ここには伝説の美女とうたわれた、志慶真乙樽という女性の詩が残されています。
乙樽はとても不幸な女性でした。
その美貌のために王の側室となり、老年の王のために念願の子を産みますが王は逝去。
しかも若按司(乙樽の子ども・若い王子の意)のタンカー祝(生後一年目の祝)の晩に、城内にクーデターが起りました。
家臣の本部大主というものが、若按司を殺して王位につこうとしたのでした。
しかし、忠臣謝名大・王があやうく若按司を守って、乙樽とともに城外にのがれました。
二人は城の裏手の「クバの御嶽」の岩穴で一夜を明かしましたが、そこは危険だったので、日中はそこにかくれていて、夜とともにまたそこを抜け出しました。
二人は相談して、若按司を領内でもっとも遠い山田部落の大主(首長)にあずけることにしました。
そして、乙樽は世に稀な美人で目立ち、すぐ追っ手にかぎつけられますから、若按司とは別れることになりました。

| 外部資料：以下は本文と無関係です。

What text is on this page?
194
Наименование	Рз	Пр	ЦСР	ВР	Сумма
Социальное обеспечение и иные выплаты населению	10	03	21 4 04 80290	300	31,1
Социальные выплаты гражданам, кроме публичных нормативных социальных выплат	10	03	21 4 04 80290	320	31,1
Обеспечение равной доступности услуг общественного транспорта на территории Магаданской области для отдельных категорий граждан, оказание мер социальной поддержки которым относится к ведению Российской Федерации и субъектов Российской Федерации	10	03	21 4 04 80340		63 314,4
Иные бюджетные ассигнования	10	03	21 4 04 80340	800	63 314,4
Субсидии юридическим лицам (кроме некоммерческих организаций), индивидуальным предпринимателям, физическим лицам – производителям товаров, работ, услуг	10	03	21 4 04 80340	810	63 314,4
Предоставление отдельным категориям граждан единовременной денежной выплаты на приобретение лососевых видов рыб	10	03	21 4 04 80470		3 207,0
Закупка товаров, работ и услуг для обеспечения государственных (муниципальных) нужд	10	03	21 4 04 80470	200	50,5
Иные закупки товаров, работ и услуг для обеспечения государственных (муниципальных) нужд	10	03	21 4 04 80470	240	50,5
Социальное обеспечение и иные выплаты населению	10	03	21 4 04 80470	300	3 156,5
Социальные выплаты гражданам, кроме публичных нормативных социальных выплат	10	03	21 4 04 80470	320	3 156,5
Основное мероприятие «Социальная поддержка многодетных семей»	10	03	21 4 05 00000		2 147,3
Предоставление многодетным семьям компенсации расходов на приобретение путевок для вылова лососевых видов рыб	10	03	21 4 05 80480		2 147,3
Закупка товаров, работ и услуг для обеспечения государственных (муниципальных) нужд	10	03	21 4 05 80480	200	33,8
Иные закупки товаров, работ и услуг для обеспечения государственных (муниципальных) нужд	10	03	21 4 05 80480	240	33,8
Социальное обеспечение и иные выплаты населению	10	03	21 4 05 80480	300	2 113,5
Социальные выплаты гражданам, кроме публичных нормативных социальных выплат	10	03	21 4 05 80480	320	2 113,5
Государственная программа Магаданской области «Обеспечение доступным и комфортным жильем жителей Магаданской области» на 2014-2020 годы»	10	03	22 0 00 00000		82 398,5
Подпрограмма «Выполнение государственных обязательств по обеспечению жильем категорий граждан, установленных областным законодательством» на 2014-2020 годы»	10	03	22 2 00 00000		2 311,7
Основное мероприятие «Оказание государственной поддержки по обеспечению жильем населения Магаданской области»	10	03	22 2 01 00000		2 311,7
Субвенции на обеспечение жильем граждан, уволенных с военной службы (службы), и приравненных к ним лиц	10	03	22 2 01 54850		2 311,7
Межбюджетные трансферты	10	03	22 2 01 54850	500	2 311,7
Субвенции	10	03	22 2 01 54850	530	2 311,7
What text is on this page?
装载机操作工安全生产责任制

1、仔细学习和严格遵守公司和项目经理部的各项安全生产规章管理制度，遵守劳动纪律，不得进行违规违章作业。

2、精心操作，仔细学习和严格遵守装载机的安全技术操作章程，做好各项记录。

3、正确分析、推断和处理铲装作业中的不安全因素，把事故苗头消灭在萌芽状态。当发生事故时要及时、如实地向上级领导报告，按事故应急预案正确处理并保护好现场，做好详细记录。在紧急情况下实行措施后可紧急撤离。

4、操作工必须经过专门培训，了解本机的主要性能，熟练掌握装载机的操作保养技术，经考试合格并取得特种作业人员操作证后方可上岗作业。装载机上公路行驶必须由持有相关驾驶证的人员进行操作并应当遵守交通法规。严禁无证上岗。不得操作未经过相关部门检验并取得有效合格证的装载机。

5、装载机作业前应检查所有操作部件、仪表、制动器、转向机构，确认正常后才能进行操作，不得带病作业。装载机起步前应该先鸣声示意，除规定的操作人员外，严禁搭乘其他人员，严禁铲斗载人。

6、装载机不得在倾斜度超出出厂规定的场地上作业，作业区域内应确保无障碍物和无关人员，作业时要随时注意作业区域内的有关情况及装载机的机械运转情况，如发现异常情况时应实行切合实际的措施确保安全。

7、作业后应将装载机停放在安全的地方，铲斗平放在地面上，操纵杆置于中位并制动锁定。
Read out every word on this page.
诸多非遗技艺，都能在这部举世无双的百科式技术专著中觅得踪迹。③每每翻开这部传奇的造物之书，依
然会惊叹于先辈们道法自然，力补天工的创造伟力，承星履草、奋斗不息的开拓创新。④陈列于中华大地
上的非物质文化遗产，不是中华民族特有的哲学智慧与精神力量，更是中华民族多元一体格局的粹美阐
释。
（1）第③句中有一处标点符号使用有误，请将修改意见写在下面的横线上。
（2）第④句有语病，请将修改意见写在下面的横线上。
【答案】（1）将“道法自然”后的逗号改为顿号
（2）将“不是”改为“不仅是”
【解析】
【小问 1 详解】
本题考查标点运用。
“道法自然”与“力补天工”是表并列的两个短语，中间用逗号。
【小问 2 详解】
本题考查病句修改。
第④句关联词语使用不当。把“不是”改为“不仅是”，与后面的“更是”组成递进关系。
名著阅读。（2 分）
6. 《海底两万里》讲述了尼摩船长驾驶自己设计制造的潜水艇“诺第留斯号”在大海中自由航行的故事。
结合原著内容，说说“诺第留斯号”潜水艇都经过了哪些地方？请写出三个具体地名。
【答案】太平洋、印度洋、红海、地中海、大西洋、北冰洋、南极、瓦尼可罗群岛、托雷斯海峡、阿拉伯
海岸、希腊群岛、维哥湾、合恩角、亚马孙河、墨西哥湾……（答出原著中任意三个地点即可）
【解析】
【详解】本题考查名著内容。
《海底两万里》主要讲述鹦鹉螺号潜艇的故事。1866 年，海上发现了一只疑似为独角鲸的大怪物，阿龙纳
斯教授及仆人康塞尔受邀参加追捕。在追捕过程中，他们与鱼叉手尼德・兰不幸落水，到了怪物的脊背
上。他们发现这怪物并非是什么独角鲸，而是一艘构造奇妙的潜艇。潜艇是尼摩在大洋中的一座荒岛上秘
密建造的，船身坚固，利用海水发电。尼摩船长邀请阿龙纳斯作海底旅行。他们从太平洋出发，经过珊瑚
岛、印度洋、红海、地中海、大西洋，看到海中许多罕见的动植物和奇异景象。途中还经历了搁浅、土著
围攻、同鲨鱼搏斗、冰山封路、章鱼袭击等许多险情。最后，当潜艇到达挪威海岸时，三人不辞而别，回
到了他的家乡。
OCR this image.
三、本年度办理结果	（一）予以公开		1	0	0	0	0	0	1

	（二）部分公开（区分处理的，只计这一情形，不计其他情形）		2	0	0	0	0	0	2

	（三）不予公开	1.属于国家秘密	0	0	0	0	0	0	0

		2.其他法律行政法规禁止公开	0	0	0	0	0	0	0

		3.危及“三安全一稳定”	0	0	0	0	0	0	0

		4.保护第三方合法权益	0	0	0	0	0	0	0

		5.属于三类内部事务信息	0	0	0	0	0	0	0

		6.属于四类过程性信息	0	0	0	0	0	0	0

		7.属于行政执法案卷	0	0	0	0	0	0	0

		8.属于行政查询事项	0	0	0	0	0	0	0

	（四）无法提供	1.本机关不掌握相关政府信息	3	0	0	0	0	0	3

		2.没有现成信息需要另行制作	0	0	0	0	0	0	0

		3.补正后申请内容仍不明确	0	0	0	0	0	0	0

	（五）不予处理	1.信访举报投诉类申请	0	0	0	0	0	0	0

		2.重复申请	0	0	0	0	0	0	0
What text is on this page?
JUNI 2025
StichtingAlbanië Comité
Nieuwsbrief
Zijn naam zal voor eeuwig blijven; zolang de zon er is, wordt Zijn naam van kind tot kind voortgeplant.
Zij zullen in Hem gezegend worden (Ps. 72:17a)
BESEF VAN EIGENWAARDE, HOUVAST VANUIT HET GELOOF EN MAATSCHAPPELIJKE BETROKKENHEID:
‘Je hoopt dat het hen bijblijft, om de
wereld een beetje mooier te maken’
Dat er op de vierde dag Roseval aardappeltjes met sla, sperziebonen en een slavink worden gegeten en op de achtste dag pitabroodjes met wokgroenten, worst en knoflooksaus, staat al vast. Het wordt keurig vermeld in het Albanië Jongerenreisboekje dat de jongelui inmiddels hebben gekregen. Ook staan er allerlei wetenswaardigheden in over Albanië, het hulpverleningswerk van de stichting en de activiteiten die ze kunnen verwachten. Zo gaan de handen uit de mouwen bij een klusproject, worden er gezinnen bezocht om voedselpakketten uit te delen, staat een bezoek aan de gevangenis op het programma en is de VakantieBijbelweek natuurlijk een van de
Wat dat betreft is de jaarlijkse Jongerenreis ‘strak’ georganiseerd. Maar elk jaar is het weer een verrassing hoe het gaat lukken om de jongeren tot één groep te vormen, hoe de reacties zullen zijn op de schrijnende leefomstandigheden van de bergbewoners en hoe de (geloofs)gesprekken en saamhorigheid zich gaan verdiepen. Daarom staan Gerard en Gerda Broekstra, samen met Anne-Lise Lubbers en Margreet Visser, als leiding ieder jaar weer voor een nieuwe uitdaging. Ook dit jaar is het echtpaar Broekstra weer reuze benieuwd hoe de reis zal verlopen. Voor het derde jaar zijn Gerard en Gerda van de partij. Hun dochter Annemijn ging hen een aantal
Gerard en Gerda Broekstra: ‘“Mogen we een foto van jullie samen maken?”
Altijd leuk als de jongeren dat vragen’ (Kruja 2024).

若按司は後日必ず本部大主をたおして王位を継がなければならない大事な御身ですから、と謝名大主に説得されて、乙樽は泣く泣く愛児と別れなければならなかったのです。
しかし、それでも若按司をすぐ手放すことはできず、夜道を二里ほど歩いて、いまでも「別れ川(わかりがー)」といわれている泉のところで、最後の別れをしたといわれています。